William Miller created a disinfectant box to address the problem of shared classroom supplies during the COVID-19 pandemic. His product was a box with disinfectant attached to the back that teachers could use to disinfect larger quantities of classroom supplies at once rather than spray or wipe down supplies individually.
Will Came and Sean McLaughlin created a more user-friendly and reliable bike lock to provide an easier tool for bicyclists to lock their bikes. Their resulting product was a chain-link format that was durable and difficult to break, yet easy for the user to lock and unlock.
Following the presentations, the judges submitted their investment choices. The bike lock project was allocated the most investment dollars while the fire-fighting drone came in second place.
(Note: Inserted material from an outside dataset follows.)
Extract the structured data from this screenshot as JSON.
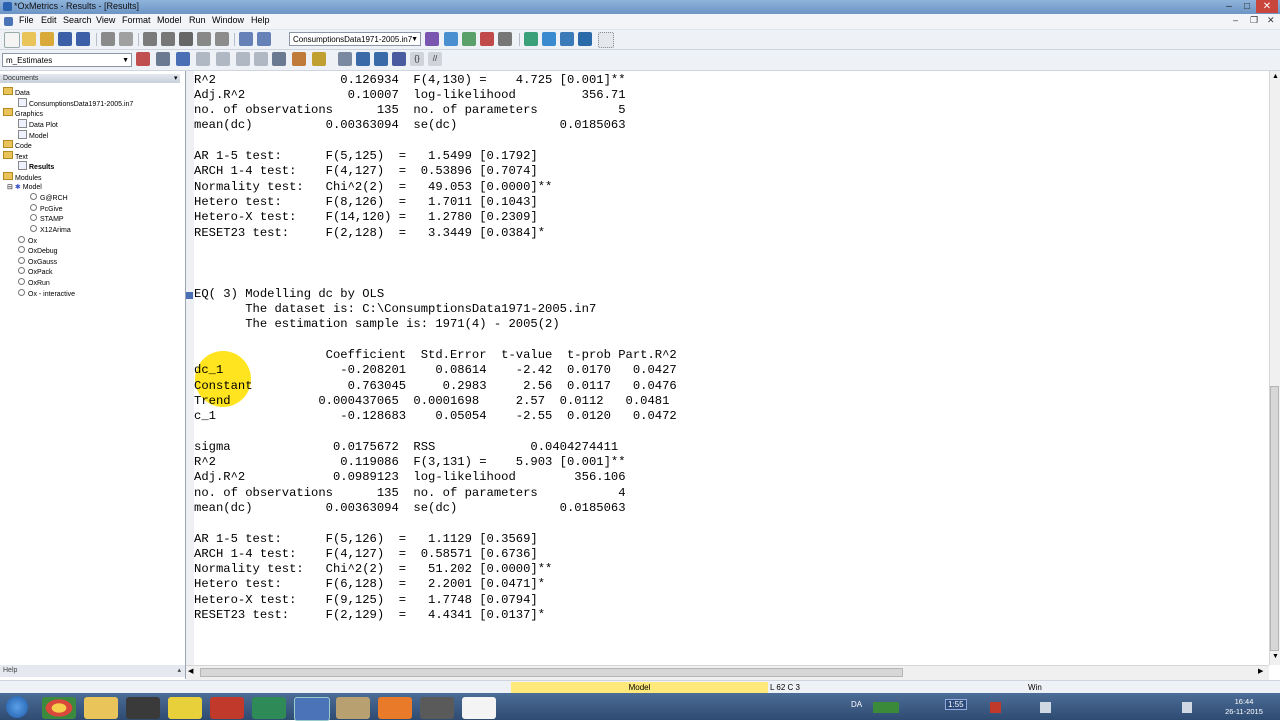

The students of both projects received a certificate to recognize their achievement along with a gift card to Muffin House.
“The research, brainstorming, planning, building and evaluating that students do as part of their projects is real-world, valuable experience that is incredibly important to science, engineering and technology education,” Jasinski said. “Our students spend months working on their projects, and I hope they are all proud of their accomplishments this year.”